LA SITUAZIONE SUL CAMPO

Le richieste americane seguono l’aumento dell’attivismo di Hezbollah nell’area contro Israele, particolarmente evidente dall’uccisione a gennaio del leader iraniano Qassem Soleimani. Attivismo che ha portato spesso a picchi di tensione. A inizio agosto, dopo la denuncia di un tentativo di intrusione di Hezbollah nel territorio israeliano, Tel Aviv ha colpito postazioni avversarie a Damasco e sulle alture del Golan, azioni per cui Hassan Nasrallah, capo politico di Hezbollah, ha minacciato ritorsioni. Tramite l’Onu, Israele ha dunque avvertito che, in caso di reazione, la contro-reazione sarebbe stata ancora più forte.

LA PROPOSTA FRANCESE

I rischi di escalation hanno dato vigore alle richieste americane per modificare il mandato di Unifil, fino alla minaccia di veto al rinnovo del mandato. Alla ricerca di una soluzione si è mossa la Francia, che ha presentato una bozza di accordo per frenare l’opposizione americana ed eventuali blocchi russo-cinesi a soluzioni troppo drastiche.

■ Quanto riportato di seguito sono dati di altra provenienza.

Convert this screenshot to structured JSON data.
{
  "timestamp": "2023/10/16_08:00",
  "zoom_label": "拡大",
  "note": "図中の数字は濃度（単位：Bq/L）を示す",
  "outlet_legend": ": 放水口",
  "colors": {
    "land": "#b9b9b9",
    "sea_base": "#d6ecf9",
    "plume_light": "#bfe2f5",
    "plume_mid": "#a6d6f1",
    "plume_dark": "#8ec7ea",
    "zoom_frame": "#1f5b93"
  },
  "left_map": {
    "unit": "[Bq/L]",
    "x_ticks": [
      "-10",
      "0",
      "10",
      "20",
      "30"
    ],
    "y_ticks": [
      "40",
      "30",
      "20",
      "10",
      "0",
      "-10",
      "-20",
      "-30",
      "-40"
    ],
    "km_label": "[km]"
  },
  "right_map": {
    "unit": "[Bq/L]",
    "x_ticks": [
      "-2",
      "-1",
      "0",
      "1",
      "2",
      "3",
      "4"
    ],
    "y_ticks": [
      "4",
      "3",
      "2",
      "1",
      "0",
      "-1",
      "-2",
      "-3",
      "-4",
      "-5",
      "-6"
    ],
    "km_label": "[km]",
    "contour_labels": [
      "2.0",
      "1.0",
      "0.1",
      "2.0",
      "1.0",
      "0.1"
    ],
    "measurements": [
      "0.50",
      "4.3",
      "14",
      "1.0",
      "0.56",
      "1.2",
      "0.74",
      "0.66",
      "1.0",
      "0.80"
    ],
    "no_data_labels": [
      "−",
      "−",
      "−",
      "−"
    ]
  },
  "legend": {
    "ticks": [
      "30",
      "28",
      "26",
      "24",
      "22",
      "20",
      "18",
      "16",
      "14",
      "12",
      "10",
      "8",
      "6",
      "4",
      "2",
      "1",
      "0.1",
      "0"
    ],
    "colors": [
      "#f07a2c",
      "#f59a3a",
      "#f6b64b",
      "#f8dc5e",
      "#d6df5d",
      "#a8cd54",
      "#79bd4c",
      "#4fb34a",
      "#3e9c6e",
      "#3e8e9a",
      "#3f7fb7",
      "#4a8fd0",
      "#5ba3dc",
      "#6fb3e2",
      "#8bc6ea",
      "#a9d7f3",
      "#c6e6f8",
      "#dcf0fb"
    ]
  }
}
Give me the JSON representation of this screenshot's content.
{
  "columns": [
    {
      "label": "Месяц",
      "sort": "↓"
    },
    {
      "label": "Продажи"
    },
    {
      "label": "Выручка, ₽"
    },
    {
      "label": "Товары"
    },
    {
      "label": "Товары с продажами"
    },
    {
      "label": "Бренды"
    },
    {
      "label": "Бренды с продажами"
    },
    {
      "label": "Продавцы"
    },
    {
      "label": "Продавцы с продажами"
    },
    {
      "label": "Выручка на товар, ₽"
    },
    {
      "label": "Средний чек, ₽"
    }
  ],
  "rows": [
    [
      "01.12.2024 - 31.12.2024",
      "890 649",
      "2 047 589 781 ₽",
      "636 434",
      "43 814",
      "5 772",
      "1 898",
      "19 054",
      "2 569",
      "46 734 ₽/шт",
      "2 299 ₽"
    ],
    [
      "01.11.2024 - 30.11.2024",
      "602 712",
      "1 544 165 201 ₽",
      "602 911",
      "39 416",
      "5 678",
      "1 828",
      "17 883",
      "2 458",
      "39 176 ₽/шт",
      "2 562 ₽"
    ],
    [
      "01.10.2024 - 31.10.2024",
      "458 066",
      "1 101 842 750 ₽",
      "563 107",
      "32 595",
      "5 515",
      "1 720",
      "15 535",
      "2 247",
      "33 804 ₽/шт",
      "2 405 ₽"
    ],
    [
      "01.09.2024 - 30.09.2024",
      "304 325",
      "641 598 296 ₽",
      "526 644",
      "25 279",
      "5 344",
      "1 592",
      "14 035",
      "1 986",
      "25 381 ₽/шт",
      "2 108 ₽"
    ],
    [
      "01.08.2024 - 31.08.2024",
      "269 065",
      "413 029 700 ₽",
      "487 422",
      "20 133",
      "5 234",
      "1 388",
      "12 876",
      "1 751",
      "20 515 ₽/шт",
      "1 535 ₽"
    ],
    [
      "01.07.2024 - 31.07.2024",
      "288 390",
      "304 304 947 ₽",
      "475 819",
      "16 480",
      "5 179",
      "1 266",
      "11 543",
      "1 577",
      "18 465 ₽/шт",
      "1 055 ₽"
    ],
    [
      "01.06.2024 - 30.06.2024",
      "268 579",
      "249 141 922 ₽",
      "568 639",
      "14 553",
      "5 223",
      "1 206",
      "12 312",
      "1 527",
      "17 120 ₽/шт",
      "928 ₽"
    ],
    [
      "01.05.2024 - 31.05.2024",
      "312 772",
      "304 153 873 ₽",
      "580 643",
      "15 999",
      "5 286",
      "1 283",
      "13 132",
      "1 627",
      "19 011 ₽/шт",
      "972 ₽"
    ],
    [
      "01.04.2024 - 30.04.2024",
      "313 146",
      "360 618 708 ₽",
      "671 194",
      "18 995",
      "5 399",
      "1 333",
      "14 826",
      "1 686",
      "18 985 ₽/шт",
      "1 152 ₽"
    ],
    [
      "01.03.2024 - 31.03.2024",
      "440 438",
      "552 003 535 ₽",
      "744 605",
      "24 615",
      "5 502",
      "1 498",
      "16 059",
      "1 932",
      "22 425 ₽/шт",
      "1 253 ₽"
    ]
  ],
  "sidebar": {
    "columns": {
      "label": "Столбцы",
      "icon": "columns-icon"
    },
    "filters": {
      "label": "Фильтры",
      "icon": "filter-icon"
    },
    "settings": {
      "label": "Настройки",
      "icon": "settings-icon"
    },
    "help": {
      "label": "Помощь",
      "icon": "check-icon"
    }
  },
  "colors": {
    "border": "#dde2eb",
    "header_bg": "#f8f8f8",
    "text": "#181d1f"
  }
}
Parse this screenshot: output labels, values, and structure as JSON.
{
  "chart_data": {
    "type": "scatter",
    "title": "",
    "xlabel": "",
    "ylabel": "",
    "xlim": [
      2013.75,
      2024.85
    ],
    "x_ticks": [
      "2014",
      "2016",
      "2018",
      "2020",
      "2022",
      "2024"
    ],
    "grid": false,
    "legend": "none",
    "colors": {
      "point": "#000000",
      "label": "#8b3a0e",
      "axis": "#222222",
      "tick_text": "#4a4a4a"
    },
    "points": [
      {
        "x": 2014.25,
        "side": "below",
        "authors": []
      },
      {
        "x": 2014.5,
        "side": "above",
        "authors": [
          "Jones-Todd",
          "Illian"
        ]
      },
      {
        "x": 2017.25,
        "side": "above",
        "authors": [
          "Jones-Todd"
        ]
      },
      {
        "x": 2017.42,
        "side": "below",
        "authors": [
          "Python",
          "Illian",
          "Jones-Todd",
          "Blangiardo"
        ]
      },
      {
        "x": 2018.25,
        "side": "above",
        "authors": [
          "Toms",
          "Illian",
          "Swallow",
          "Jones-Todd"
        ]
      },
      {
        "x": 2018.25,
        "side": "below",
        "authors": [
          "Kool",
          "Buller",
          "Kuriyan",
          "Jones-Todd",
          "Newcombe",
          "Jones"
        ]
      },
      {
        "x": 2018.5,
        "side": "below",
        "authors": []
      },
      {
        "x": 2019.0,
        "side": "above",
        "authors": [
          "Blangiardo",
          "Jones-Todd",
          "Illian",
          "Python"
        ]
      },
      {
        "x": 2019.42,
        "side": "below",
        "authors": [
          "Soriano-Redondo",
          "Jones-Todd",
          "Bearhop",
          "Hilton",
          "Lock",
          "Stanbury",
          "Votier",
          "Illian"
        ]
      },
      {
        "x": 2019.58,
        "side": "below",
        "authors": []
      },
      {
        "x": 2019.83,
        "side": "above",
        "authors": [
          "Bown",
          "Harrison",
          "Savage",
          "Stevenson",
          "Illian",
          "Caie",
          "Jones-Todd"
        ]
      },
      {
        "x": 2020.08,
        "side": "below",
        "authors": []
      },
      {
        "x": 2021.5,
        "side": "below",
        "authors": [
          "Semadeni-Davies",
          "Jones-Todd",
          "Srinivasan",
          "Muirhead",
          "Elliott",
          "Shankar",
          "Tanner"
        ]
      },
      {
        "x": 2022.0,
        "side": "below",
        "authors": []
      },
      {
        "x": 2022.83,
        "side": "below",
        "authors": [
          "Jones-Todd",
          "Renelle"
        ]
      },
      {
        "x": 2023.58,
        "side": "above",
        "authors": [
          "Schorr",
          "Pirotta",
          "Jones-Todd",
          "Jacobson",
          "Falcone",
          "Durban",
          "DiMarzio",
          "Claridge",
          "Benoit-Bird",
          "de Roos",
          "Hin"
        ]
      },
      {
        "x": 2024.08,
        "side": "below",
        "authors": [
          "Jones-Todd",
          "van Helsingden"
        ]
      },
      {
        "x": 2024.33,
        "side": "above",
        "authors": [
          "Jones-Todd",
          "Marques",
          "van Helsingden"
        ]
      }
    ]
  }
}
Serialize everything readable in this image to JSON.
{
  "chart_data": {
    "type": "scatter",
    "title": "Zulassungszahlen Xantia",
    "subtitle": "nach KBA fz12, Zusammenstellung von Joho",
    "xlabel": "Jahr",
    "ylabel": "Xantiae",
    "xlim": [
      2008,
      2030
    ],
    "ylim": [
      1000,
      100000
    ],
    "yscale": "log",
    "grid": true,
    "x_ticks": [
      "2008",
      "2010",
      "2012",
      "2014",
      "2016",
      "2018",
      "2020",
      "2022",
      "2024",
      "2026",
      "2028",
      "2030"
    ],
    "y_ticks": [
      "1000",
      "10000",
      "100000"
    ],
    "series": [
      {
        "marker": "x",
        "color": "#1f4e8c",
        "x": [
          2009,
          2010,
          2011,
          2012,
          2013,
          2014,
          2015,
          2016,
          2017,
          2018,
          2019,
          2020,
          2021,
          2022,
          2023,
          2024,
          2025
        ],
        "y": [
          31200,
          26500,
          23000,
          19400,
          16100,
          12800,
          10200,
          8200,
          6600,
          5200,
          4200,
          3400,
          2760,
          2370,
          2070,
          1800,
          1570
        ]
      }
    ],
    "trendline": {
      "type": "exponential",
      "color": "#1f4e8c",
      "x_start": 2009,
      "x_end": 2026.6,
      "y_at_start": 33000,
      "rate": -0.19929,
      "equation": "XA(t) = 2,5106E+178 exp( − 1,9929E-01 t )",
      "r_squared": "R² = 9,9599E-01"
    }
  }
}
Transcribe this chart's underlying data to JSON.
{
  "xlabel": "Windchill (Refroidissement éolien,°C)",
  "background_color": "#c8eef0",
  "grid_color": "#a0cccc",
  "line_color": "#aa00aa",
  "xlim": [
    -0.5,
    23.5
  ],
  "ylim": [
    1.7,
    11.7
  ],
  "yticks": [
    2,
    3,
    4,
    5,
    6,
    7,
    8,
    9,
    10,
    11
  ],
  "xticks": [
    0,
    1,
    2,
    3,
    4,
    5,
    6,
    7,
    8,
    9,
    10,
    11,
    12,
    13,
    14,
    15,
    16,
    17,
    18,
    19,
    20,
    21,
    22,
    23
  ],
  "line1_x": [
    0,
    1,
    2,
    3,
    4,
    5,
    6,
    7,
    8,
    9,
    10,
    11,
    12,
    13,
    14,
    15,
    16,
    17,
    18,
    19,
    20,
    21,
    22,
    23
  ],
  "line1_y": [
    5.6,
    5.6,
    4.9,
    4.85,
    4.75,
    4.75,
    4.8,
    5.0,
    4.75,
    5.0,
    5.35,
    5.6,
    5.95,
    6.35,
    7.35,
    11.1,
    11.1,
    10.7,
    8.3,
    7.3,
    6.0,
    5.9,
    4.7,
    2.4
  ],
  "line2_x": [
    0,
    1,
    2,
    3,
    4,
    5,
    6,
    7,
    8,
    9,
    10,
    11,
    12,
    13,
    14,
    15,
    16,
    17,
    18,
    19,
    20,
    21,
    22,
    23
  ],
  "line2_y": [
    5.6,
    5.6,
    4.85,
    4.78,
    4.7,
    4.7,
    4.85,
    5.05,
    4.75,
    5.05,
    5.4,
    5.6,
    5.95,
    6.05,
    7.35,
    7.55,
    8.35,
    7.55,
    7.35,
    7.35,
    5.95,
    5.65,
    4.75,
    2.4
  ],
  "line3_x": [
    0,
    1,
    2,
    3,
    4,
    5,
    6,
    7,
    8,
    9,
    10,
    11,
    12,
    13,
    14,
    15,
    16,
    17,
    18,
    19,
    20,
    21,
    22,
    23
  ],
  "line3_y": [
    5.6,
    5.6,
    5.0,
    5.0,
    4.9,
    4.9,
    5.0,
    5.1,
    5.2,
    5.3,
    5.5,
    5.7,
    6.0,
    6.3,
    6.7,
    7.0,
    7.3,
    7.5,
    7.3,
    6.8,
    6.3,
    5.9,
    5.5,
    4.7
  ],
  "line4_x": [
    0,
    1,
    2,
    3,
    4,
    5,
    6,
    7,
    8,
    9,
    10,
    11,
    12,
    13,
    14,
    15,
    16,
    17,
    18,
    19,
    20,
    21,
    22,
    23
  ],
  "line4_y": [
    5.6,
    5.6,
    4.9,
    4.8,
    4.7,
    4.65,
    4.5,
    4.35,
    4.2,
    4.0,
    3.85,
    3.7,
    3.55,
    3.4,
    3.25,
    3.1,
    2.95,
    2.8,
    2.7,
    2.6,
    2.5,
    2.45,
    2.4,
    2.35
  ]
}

Il risultato accontenta anche Washington. “Oggi abbiamo messo fine a un lungo periodo di compiacenza del Consiglio di sicurezza sulla missione Unifil con la crescente e destabilizzante influenza dell’Iran e dell’organizzazione terroristica Hezbollah”, ha commentato Kelly Craft, ambasciatrice Usa all’Onu. “La risoluzione – ha aggiunto – è un passo in avanti per rafforzare l’efficacia della missione”.